Każdy użytkownik Instagrama wie, że ta aplikacja wciąga bez reszty. Publikujemy zdjęcie, dajemy opis, mnóstwo hashtagów, bo chcemy trafić do jak największej ilości osób i czekamy. Co chwilę sprawdzamy ilość serduszek, komentarze. Odpisujemy. Odwiedzamy osoby, które nam zalajkowały zdjęcie i odwdzięczamy się tym samym. Gdy widzimy, że ktoś nas obserwuje, jesteśmy szczęśliwi. Liczba obserwujących staje się coraz ważniejsza. Staramy się robić coraz lepsze zdjęcia. Dajemy coraz trafniejsze opisy. Staramy się zaprosić czytelnika do dyskusji. a może idziemy już krok dalej i zaczynamy nagrywać na Instastory. Statystyki są coraz bardziej zadowalające. Po pewnym czasie do szczęśliwców zaczynają odzywać się firmy zainteresowane współpracą. Stajemy się Influencerami, robimy to, co kochamy i jeszcze nam za to płacą.
Zabrnęłam za daleko, ja jestem początkującym użytkownikiem Instagrama. Dlatego też z wielką ochotą sięgnęłam po książkę Sarah Frier "Instagram bez filtra. Historia od środka". Miałam nadzieję, że dowiem się o tej aplikacji wszystkiego, że nauczę się co zrobić, żeby osiągnąć sukces. Czy tak się stało? No nie koniecznie.
Już na samym początku przeraziła mnie ilość stron i dość drobny druk. Ale powiedziało się A, trzeba powiedzieć i B. Zaczęłam czytać. Historia zaczyna się w 2010 roku, kiedy to Kevin Systrom i Mike Krieger uruchamiają pierwszy serwis społecznościowy, w którym zarejestrowani użytkownicy wrzucają swoje zdjęcia. I ruszyła maszyna. Coraz więcej ludzi zaczęło korzystać z serwisu. Serwery z dnia na dzień coraz bardziej się przeciążały. Po jakimś czasie na portalu zaczęli pojawiać się celebryci, którzy automatycznie przyciągali do siebie rzesze fanów. Po dwóch latach w firmie pracowało zaledwie 12 pracowników. Wiedzieli, że w ten sposób nie są w stanie wywindować Instagrama w górę, nie zrobią z niego giganta.
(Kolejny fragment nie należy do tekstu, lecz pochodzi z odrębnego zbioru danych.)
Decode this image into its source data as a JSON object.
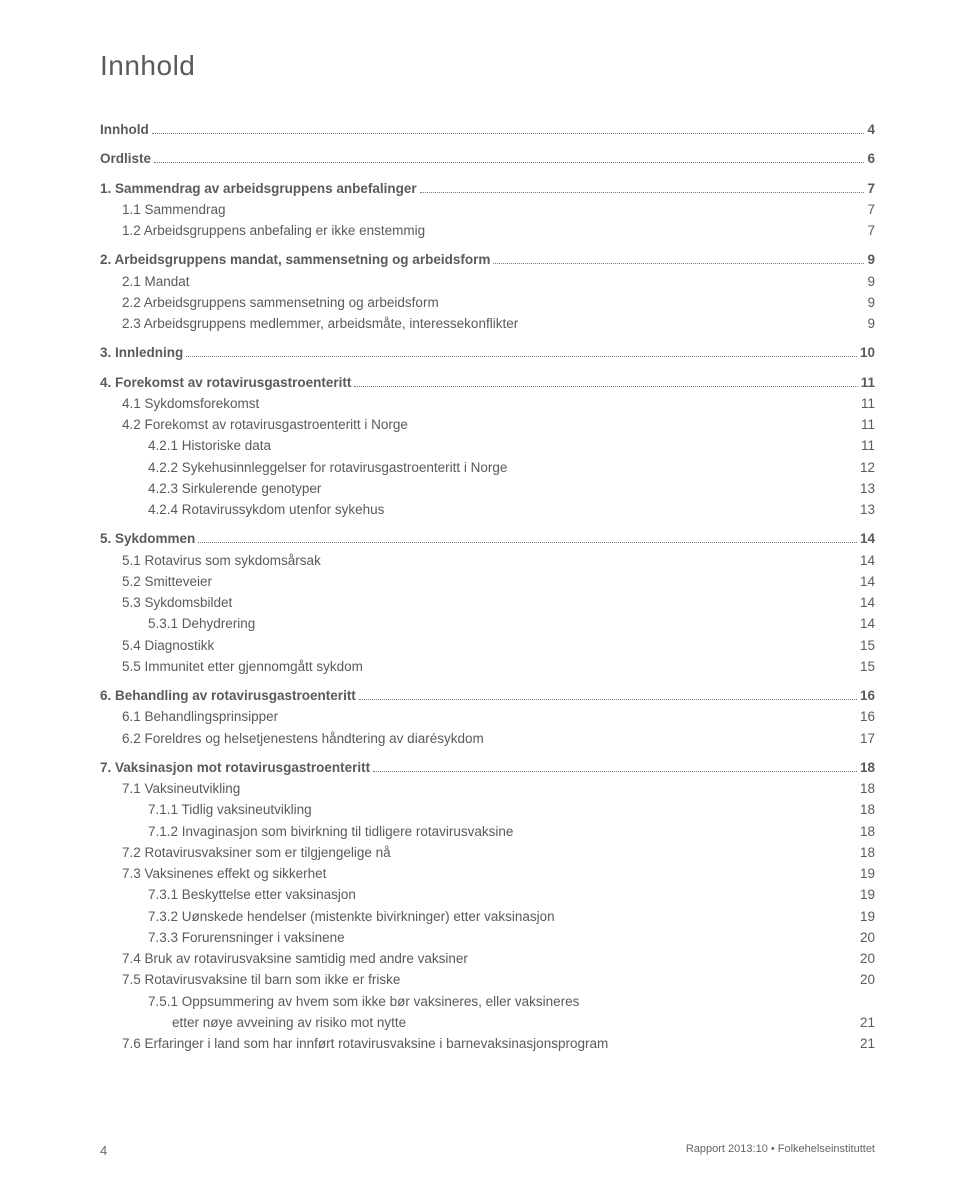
{
  "title": "Innhold",
  "entries": [
    {
      "label": "Innhold",
      "page": "4",
      "level": 0,
      "bold": true,
      "leader": true,
      "gap": false
    },
    {
      "label": "Ordliste",
      "page": "6",
      "level": 0,
      "bold": true,
      "leader": true,
      "gap": true
    },
    {
      "label": "1. Sammendrag av arbeidsgruppens anbefalinger",
      "page": "7",
      "level": 0,
      "bold": true,
      "leader": true,
      "gap": true
    },
    {
      "label": "1.1  Sammendrag",
      "page": "7",
      "level": 1,
      "bold": false,
      "leader": false,
      "gap": false
    },
    {
      "label": "1.2  Arbeidsgruppens anbefaling er ikke enstemmig",
      "page": "7",
      "level": 1,
      "bold": false,
      "leader": false,
      "gap": false
    },
    {
      "label": "2. Arbeidsgruppens mandat, sammensetning og arbeidsform",
      "page": "9",
      "level": 0,
      "bold": true,
      "leader": true,
      "gap": true
    },
    {
      "label": "2.1  Mandat",
      "page": "9",
      "level": 1,
      "bold": false,
      "leader": false,
      "gap": false
    },
    {
      "label": "2.2  Arbeidsgruppens sammensetning og arbeidsform",
      "page": "9",
      "level": 1,
      "bold": false,
      "leader": false,
      "gap": false
    },
    {
      "label": "2.3  Arbeidsgruppens medlemmer, arbeidsmåte, interessekonflikter",
      "page": "9",
      "level": 1,
      "bold": false,
      "leader": false,
      "gap": false
    },
    {
      "label": "3. Innledning",
      "page": " 10",
      "level": 0,
      "bold": true,
      "leader": true,
      "gap": true
    },
    {
      "label": "4. Forekomst av rotavirusgastroenteritt ",
      "page": " 11",
      "level": 0,
      "bold": true,
      "leader": true,
      "gap": true
    },
    {
      "label": "4.1  Sykdomsforekomst",
      "page": "11",
      "level": 1,
      "bold": false,
      "leader": false,
      "gap": false
    },
    {
      "label": "4.2  Forekomst av rotavirusgastroenteritt i Norge",
      "page": "11",
      "level": 1,
      "bold": false,
      "leader": false,
      "gap": false
    },
    {
      "label": "4.2.1 Historiske data",
      "page": "11",
      "level": 2,
      "bold": false,
      "leader": false,
      "gap": false
    },
    {
      "label": "4.2.2 Sykehusinnleggelser for rotavirusgastroenteritt i Norge",
      "page": "12",
      "level": 2,
      "bold": false,
      "leader": false,
      "gap": false
    },
    {
      "label": "4.2.3 Sirkulerende genotyper",
      "page": "13",
      "level": 2,
      "bold": false,
      "leader": false,
      "gap": false
    },
    {
      "label": "4.2.4 Rotavirussykdom utenfor sykehus",
      "page": "13",
      "level": 2,
      "bold": false,
      "leader": false,
      "gap": false
    },
    {
      "label": "5. Sykdommen",
      "page": " 14",
      "level": 0,
      "bold": true,
      "leader": true,
      "gap": true
    },
    {
      "label": "5.1  Rotavirus som sykdomsårsak",
      "page": "14",
      "level": 1,
      "bold": false,
      "leader": false,
      "gap": false
    },
    {
      "label": "5.2  Smitteveier",
      "page": "14",
      "level": 1,
      "bold": false,
      "leader": false,
      "gap": false
    },
    {
      "label": "5.3  Sykdomsbildet",
      "page": "14",
      "level": 1,
      "bold": false,
      "leader": false,
      "gap": false
    },
    {
      "label": "5.3.1 Dehydrering",
      "page": "14",
      "level": 2,
      "bold": false,
      "leader": false,
      "gap": false
    },
    {
      "label": "5.4  Diagnostikk",
      "page": "15",
      "level": 1,
      "bold": false,
      "leader": false,
      "gap": false
    },
    {
      "label": "5.5  Immunitet etter gjennomgått sykdom",
      "page": "15",
      "level": 1,
      "bold": false,
      "leader": false,
      "gap": false
    },
    {
      "label": "6. Behandling av rotavirusgastroenteritt",
      "page": " 16",
      "level": 0,
      "bold": true,
      "leader": true,
      "gap": true
    },
    {
      "label": "6.1  Behandlingsprinsipper",
      "page": "16",
      "level": 1,
      "bold": false,
      "leader": false,
      "gap": false
    },
    {
      "label": "6.2  Foreldres og helsetjenestens håndtering av diarésykdom",
      "page": "17",
      "level": 1,
      "bold": false,
      "leader": false,
      "gap": false
    },
    {
      "label": "7. Vaksinasjon mot rotavirusgastroenteritt",
      "page": " 18",
      "level": 0,
      "bold": true,
      "leader": true,
      "gap": true
    },
    {
      "label": "7.1  Vaksineutvikling",
      "page": "18",
      "level": 1,
      "bold": false,
      "leader": false,
      "gap": false
    },
    {
      "label": "7.1.1 Tidlig vaksineutvikling",
      "page": "18",
      "level": 2,
      "bold": false,
      "leader": false,
      "gap": false
    },
    {
      "label": "7.1.2 Invaginasjon som bivirkning til tidligere rotavirusvaksine",
      "page": "18",
      "level": 2,
      "bold": false,
      "leader": false,
      "gap": false
    },
    {
      "label": "7.2  Rotavirusvaksiner som er tilgjengelige nå",
      "page": "18",
      "level": 1,
      "bold": false,
      "leader": false,
      "gap": false
    },
    {
      "label": "7.3  Vaksinenes effekt og sikkerhet",
      "page": "19",
      "level": 1,
      "bold": false,
      "leader": false,
      "gap": false
    },
    {
      "label": "7.3.1 Beskyttelse etter vaksinasjon",
      "page": "19",
      "level": 2,
      "bold": false,
      "leader": false,
      "gap": false
    },
    {
      "label": "7.3.2 Uønskede hendelser (mistenkte bivirkninger) etter vaksinasjon",
      "page": "19",
      "level": 2,
      "bold": false,
      "leader": false,
      "gap": false
    },
    {
      "label": "7.3.3 Forurensninger i vaksinene",
      "page": "20",
      "level": 2,
      "bold": false,
      "leader": false,
      "gap": false
    },
    {
      "label": "7.4  Bruk av rotavirusvaksine samtidig med andre vaksiner",
      "page": "20",
      "level": 1,
      "bold": false,
      "leader": false,
      "gap": false
    },
    {
      "label": "7.5  Rotavirusvaksine til barn som ikke er friske",
      "page": "20",
      "level": 1,
      "bold": false,
      "leader": false,
      "gap": false
    },
    {
      "label": "7.5.1 Oppsummering av hvem som ikke bør vaksineres, eller vaksineres",
      "page": "",
      "level": 2,
      "bold": false,
      "leader": false,
      "gap": false
    },
    {
      "label": "etter nøye avveining av risiko mot nytte",
      "page": "21",
      "level": 3,
      "bold": false,
      "leader": false,
      "gap": false
    },
    {
      "label": "7.6  Erfaringer i land som har innført rotavirusvaksine i barnevaksinasjonsprogram",
      "page": "21",
      "level": 1,
      "bold": false,
      "leader": false,
      "gap": false
    }
  ],
  "footer": {
    "page_number": "4",
    "right": "Rapport 2013:10 • Folkehelseinstituttet"
  }
}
W 2012 roku doszło do sprzedania Instagrama Markowi Zuckerbergowi, twórcy Facebooka za legendarną sumę miliarda dolarów. Na początku Instagram był niezależną częścią. Im więcej ludzi korzystało z niego, tym Facebook zaczął wywierać presję i próbował go zmienić.
Jak to się skończyło, możemy sobie odpowiedzieć, korzystając dziś z Instagrama.
Ciężko mi jest ocenić tą książkę, bo z jednej strony dowiedziałam się wielu bardzo interesujących faktów, a z drugiej strony w niektórych rozdziałach bardzo mnie wynudziła. Cała historia utworzenia Instagrama napisana jest w formie powieści fabularnej, w sposób prosty i uporządkowany. Jednak niektóre wiadomości nie przemówiły do mnie zupełnie, dłużyły się i według mnie były zbyteczne.
I tak jak napisałam wcześniej, nie jest to poradnik, jak korzystać z Instagrama. Jest to opowieść o Dolinie Krzemowej, podejmowaniu trudnych i ryzykownych decyzji, o biznesie i dużych pieniądzach, o walce największych gigantów wśród mediów społecznościowych.